Avec les explosions d’Hiroshima et de Nagasaki les 6 et 9 août 1945, le monde entier a brutalement basculé dans une ère absolument nouvelle, celle du nucléaire. Dès lors, la peur d’une apocalypse nucléaire n’a cessé de s’inviter dans l’imaginaire collectif, tant le pouvoir dévastateur de la bombe atomique fascine et terrorise. Face à un tel potentiel annihilateur, capable de mettre en péril la pérennité de l’espèce humaine, la raison la plus élémentaire commanderait une condamnation absolue. Ce n’est d’ailleurs pas une surprise si l’Organisation des Nations Unies (ONU) s’est fixé comme objectif prioritaire l’éradication complète de l’arme ultime.1
Malgré cette terrifiante épée de Damoclès, certains trouvent à l’arme nucléaire des vertus bénéfiques, de par la stabilité internationale qu’elle serait susceptible d’apporter. C’est le cas de Kenneth Waltz, sans doute le théoricien des Relations Internationales le plus influent de l’après Deuxième Guerre mondiale. Déjà en 1981, il arguait dans un article provocateur que “plus [d’armes nucléaires] serait peut-être mieux”.2 L’argument s’inscrit dans la lignée de la théorie de la dissuasion qui, comme son nom l’indique, attribue à la bombe atomique un fort effet dissuasif, en raison de la terreur qu’elle éveille. En substance, l’idée fondamentale est que tout État, nucléaire ou non, qui s’adresse à une puissance nucléaire devient prudent et modéré. Par peur de représailles massives, il est dissuadé de toute attitude irresponsable.
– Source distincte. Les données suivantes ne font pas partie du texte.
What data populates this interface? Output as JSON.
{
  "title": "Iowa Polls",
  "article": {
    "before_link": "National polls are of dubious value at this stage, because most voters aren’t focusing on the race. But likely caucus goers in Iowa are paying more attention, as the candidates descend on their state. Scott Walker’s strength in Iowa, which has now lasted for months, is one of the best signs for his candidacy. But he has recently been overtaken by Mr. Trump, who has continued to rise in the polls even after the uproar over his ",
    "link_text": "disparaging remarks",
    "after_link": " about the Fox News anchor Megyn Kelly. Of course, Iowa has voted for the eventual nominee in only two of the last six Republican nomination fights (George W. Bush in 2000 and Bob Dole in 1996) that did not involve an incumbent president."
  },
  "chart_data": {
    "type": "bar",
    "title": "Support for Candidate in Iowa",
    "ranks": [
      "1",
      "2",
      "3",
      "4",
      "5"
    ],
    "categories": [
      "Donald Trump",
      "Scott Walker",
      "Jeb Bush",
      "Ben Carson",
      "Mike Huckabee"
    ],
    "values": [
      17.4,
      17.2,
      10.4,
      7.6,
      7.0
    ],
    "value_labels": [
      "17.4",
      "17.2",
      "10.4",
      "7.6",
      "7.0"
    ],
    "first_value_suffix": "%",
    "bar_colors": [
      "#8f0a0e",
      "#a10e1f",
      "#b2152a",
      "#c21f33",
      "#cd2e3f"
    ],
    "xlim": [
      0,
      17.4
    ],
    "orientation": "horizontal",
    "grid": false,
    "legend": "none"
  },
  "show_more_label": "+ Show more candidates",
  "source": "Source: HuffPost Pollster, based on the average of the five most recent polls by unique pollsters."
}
Partant de cette logique, Waltz effectue un pas supplémentaire en affirmant que la multiplication des puissances nucléaires dans le monde aurait un caractère stabilisateur et pacificateur, ce qui serait foncièrement positif. Une telle vision suscite immanquablement une interrogation : quelles seraient les conséquences concrètes d’une acquisition de l’arme nucléaire par la République islamique d’Iran ?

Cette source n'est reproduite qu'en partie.